Eventually Rojo became his life partner as well. The revelation of their relationship caused waves in the ballet world, and questions about Rojo’s leadership, which both the company and the couple were able to overcome. In 2021 they had a son, Mateo, and the next year, when Rojo accepted the artistic directorship at San Francisco Ballet, Hernández went too. Among other things, he said he was glad to be close to his brother Esteban, also a principal in San Francisco.
But this year, when the time came to renew his contract, Hernández felt it was time to move on, he said, “for both personal reasons as well as timing.” He and Rojo have split, he said, though they continue to co-parent Mateo from opposite coasts.
And Hernández is ambitious: “I wanted to make my career my priority again. I have a sense of duty to my career, to my father, to my teachers, to really fulfill my potential.”
His career trajectory reflects that drive. Growing up in Guadalajara as one of 11 siblings, he took ballet lessons at a makeshift ballet barre in his family’s backyard under the guidance of his father, Héctor Hernández, a former dancer with Dance Theater of Harlem and Houston Ballet. At 12, Isaac began taking part in international competitions, soon ending up at the Rock School in Philadelphia.
“I have been kind of by myself ever since,” he said. After a year with Ballet Theater’s junior company in 2007, he left for San Francisco, for his first of two stints in that company. Four years later, when he felt he was beginning to stagnate, he moved on to Dutch National Ballet, where he rose to the rank of principal.
Then came English National Ballet, where he was involved in the creation of works like Akram Khan’s contemporary “Giselle” and Rojo’s reimagined “Raymonda.” “For a long time,” Hernández said, “my priority has been working for Tamara’s artistic vision. It felt incredibly meaningful to be able to do that together.”
Now, he said, he felt he needed a change. “I’ve been really eager to challenge myself,” he said, “put myself in really difficult situations to see what I’m capable of.”
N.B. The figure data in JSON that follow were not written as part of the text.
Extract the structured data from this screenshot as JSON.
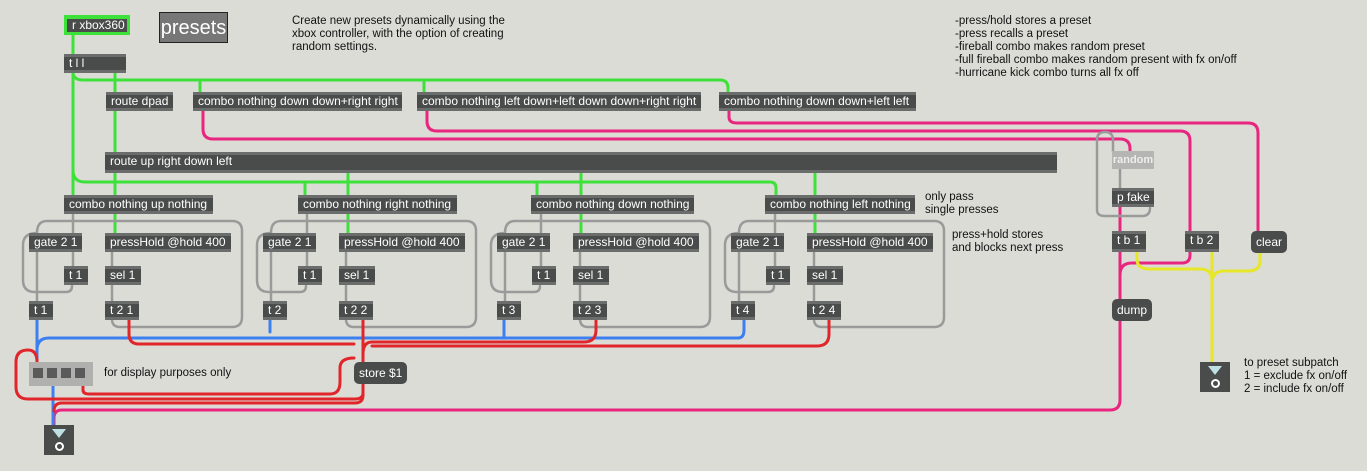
{
  "patch": {
    "receive": "r xbox360",
    "presets_title": "presets",
    "description": "Create new presets dynamically using the\nxbox controller, with the option of creating\nrandom settings.",
    "instructions": "-press/hold stores a preset\n-press recalls a preset\n-fireball combo makes random preset\n-full fireball combo makes random present with fx on/off\n-hurricane kick combo turns all fx off",
    "trigger": "t l l",
    "route_dpad": "route dpad",
    "combo_fireball": "combo nothing down down+right right",
    "combo_full_fireball": "combo nothing left down+left down down+right right",
    "combo_hurricane": "combo nothing down down+left left",
    "route_dirs": "route up right down left",
    "only_pass_comment": "only pass\nsingle presses",
    "presshold_comment": "press+hold stores\nand blocks next press",
    "groups": [
      {
        "combo": "combo nothing up nothing",
        "gate": "gate 2 1",
        "presshold": "pressHold @hold 400",
        "t1": "t 1",
        "sel": "sel 1",
        "tout": "t 1",
        "tstore": "t 2 1"
      },
      {
        "combo": "combo nothing right nothing",
        "gate": "gate 2 1",
        "presshold": "pressHold @hold 400",
        "t1": "t 1",
        "sel": "sel 1",
        "tout": "t 2",
        "tstore": "t 2 2"
      },
      {
        "combo": "combo nothing down nothing",
        "gate": "gate 2 1",
        "presshold": "pressHold @hold 400",
        "t1": "t 1",
        "sel": "sel 1",
        "tout": "t 3",
        "tstore": "t 2 3"
      },
      {
        "combo": "combo nothing left nothing",
        "gate": "gate 2 1",
        "presshold": "pressHold @hold 400",
        "t1": "t 1",
        "sel": "sel 1",
        "tout": "t 4",
        "tstore": "t 2 4"
      }
    ],
    "display_comment": "for display purposes only",
    "store": "store $1",
    "random": "random",
    "p_fake": "p fake",
    "tb1": "t b 1",
    "tb2": "t b 2",
    "clear": "clear",
    "dump": "dump",
    "outlet_label": "o",
    "outlet_comment": "to preset subpatch\n1 = exclude fx on/off\n2 = include fx on/off"
  },
  "colors": {
    "background": "#dcdcd6",
    "object": "#4a4b4b",
    "cord_green": "#3ee03a",
    "cord_pink": "#e8267f",
    "cord_red": "#e0262a",
    "cord_blue": "#3b7ff0",
    "cord_yellow": "#e6e62a",
    "cord_gray": "#9a9a9a"
  }
}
Those difficult situations include taking his first steps as an actor. He was in Carlos Saura’s film “King of the Whole World,” and had an important role in “Someone Has to Die,” a series on Netflix, for which he had to do a nude scene. “It was on my first day on the set,” he said. “I think they thought it would break the ice.” Last year he filmed a love story with Jessica Chastain, “Dreams,” likely to be released next year.
He hasn’t forgotten about the difficulties of growing up without great means. For the past 10 years, Soul Arts, the production company in Mexico created by Hernández with his brother Esteban and his sister Emilia, has produced the international dance festival Despertares, or Awakenings. “Everyone kept telling me that no one liked ballet in Mexico,” he said. “Now we hold it in a 10,000-seat venue.”
The organization also arranges auditions, free of charge, where aspiring Mexican dancers can exhibit their skills for international schools and companies.
For the last few weeks, though, Hernández has focused on his Ballet Theater debut, working with coaches there, especially Kolpakova.
“When someone like Irina shows you something,” he said, “it’s like opening a history book and seeing the intention, the meaning. It reminds me of a very old version of dance, incredibly beautiful in its essence.”
He has been working on being less reserved onstage. “For a long time, I wanted to be a little bit more dry, because I thought it was more relatable to the audience,” he said. Now he is opening up.
“You need to feel prince,” Kolpakova told him during a “Bayadère” rehearsal, getting up and demonstrating what she meant: chest forward, gaze lifted.
“He has changed so much since he arrived,” Kolpakova said, as he demonstrated the phrase again. “Not everyone can do.”
After rehearsal, Hernández said it has been “fun to see how far” he can take things. “I want to allow myself the possibility of surprising even myself,” he said.